Reading remains ready to start on a three-year path out of the state’s Act 47 program for financially distressed cities but it faces deficit growth that could exceed 80 percent by 2022.

That was the good news-bad news report made to City Council this week by the financial administrator appointed by the state to guide Reading back to solvency.

Gordon Mann, a director of Public Financial Management Inc., told council members Monday night that not much had changed since he last met with them in January except the city’s projected deficit.

Mann said Reading’s deficit could grow from $2.3 million in 2019 to as much as $4.2 million in 2022.

He cited two major factors for the expected bulge in red ink ­— the Reading Parking Authority’s reduced contribution to the city and projected rising health care costs.

The city projected a $1.8 million contribution from the parking authority “into eternity,” Mann said.

“What actually came through in 2017 was $1 million,” Mann said. “And what’s budgeted going forward is $800,000.”

The city’s former health care administrator expected costs to grow by 8 percent, Mann said, but the new administrator expects 11 percent growth.

Mann said his Philadelphia-based firm is trying to figure out two things ­— if Reading is accurately projecting health care costs and if its estimate of the cost of that growth is correct.

“Traditionally you’ve spent around $2 million less per year on health insurance than you budget,” Mann said. “When we look at your actual expenditures in your general fund ­— they’re pretty close to flat.”

Despite both those issues, Mann is confident the city can manage the deficit.

Council President Jeffrey S. Waltman Sr. was pleased with the report and agreed the city needs to solidify the parking authority’s contribution and nail down the health insurance costs.

Waltman also said he would like to see PFM have a role with the city after Act 47 for another five to seven years.

“So, we can have the added set of eyes and also do the deeper dives on these critical path items which cost us millions a year if we don’t manage them correctly,” Waltman said.

Last week at a strategic planning meeting, council and Mayor Wally Scott’s administration acknowledged they need to work together as the city prepares to exit Act 47.

The commuter tax

Acting City Manager Osmer S. Deming said council and the administration need to work together to find a way to replace the revenue generated from the commuter tax, which is being used to fund the capital projects budget.

“We’re eventually going to leave Act 47, whether we like it or not, and we’re going to lose a revenue stream and we need to work together to find a creative way to replace that revenue stream,” Deming said.

The commuter tax generates about $3 million.

When the city went into Act 47, it was allowed to levy a commuter tax.
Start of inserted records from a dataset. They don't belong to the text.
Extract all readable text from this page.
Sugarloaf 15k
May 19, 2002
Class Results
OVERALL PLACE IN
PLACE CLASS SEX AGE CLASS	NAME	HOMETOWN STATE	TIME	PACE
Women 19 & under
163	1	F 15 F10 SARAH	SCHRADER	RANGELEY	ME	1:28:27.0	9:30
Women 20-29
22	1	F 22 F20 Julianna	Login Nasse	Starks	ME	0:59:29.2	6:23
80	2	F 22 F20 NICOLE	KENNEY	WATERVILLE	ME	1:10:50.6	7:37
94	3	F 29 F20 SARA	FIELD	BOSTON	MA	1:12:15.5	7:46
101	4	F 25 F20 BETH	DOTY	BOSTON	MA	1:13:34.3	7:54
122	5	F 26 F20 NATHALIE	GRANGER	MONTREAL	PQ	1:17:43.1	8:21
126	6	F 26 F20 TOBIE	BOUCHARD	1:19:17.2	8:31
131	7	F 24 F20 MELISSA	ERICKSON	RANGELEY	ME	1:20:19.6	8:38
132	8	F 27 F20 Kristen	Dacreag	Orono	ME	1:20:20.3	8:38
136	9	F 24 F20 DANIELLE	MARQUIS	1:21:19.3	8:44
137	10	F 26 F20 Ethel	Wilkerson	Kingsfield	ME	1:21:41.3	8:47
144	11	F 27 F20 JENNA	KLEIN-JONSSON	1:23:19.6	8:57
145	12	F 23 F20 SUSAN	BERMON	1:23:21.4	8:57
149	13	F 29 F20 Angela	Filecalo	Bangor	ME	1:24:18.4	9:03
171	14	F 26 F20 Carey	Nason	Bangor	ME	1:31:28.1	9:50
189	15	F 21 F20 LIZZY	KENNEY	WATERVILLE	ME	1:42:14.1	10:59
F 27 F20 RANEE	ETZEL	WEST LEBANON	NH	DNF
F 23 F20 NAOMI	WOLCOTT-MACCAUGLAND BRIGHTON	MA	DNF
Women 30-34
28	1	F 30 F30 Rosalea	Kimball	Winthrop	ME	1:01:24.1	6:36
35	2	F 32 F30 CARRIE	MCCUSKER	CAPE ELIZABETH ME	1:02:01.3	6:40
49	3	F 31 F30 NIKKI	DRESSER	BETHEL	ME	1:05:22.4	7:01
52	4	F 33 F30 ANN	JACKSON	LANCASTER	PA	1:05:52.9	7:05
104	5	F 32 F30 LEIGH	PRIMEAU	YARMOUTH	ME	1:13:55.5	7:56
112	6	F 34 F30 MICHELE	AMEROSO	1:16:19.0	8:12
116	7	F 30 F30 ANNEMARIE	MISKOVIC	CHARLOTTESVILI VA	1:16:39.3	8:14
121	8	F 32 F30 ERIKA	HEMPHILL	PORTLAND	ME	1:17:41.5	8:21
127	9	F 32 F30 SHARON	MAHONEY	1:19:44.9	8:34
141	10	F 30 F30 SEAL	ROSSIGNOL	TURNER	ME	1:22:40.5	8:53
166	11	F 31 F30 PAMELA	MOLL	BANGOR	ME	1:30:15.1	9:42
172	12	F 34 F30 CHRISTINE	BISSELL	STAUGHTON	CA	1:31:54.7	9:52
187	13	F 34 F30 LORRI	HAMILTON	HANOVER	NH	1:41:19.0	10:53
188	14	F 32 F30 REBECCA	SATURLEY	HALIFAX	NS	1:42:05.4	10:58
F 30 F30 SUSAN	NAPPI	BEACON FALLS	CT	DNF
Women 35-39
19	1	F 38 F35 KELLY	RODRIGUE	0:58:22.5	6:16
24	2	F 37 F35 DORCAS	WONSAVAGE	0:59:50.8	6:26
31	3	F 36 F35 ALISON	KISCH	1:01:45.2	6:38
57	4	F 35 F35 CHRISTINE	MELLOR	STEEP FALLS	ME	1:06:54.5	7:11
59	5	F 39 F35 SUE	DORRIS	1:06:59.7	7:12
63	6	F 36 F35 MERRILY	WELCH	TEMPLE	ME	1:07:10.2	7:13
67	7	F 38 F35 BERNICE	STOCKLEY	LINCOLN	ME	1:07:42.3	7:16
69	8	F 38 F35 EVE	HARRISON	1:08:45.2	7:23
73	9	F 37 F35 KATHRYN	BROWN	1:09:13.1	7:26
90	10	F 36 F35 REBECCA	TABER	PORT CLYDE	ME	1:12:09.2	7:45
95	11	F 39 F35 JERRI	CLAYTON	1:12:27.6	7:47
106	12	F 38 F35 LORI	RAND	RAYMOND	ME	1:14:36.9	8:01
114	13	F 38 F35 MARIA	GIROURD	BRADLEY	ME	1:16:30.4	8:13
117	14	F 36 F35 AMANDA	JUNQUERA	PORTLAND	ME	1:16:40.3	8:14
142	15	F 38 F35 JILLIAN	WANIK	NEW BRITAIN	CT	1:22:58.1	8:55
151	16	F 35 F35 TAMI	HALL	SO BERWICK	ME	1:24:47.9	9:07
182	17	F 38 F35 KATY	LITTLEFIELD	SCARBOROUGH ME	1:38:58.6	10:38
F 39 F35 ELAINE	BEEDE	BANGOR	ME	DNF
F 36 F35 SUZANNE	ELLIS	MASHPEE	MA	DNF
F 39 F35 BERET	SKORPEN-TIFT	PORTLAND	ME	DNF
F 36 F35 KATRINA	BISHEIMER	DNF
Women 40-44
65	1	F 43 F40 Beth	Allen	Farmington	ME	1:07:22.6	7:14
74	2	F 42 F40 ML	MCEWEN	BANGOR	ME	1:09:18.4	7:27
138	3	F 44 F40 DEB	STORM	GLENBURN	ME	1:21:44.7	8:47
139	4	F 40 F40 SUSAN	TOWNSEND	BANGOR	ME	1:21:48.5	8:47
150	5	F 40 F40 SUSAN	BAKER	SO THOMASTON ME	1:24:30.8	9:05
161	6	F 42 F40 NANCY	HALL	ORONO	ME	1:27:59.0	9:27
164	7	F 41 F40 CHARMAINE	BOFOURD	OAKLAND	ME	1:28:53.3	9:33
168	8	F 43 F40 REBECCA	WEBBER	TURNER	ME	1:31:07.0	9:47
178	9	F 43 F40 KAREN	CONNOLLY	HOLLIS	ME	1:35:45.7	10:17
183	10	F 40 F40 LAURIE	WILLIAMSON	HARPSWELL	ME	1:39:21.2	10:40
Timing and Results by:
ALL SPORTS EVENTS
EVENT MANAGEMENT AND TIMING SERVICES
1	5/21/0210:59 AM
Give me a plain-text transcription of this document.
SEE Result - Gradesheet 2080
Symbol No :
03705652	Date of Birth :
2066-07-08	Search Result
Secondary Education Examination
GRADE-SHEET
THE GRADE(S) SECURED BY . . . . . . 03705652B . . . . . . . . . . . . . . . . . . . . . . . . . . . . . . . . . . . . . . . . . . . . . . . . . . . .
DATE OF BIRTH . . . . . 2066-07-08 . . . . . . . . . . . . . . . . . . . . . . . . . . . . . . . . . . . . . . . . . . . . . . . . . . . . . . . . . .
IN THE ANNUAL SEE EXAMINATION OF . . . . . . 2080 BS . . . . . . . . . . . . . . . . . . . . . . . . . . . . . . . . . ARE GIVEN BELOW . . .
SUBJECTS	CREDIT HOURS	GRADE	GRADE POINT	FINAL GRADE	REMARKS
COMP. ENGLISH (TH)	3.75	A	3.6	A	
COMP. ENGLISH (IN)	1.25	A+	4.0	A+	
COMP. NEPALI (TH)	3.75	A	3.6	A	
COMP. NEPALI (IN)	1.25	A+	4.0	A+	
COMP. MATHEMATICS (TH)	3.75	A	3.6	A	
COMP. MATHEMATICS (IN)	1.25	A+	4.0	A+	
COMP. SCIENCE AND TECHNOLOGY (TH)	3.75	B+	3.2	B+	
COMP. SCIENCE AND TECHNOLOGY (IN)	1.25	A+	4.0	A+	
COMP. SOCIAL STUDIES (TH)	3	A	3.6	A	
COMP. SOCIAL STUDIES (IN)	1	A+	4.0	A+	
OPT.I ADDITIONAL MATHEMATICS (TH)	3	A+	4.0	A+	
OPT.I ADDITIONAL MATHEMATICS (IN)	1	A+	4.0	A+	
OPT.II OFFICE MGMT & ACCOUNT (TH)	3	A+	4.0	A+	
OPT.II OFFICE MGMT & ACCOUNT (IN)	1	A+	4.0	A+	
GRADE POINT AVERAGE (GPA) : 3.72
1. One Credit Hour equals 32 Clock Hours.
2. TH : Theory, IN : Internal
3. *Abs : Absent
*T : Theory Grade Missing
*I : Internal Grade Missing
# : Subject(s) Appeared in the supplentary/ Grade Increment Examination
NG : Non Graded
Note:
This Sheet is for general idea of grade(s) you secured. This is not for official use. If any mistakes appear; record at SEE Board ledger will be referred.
Once the city exits Act 47, the commuter tax will go away. Since January, the city has not had to rely on the commuter tax to fund daily operations, but that money was being directed to the capital fund.

“I think that’s one of the reason the mayor is hesitant to leave Act 47,” Deming said. ” I don’t know if we figured out as a city government a way to compensate for that lack of revenue.”

Deming said one way council and the administration could work together is to lobby state lawmakers to allow Reading to continue to impose the commuter tax for another five, 10 or 15 years.

Waltman agreed that the city needs to try and extend the commuter tax.

“I wish the state legislators would help us out with that,” Waltman said after Monday’s committee of the whole meeting.

“I think that’s a critical path item. That’s going into our capital fund.”

Waltman said he and other members of City Council have met with local lawmakers, urging them to approve an extension of Reading’s commuter tax.

“If it made sense in Act 47, it should make sense outside of Act 47,” Waltman said.

A public meeting is scheduled for April 11 at 5:30 p.m. to discuss PFM’s report on the city’s financial condition. The three-year exit plan will be released within 90 days of the public meeting.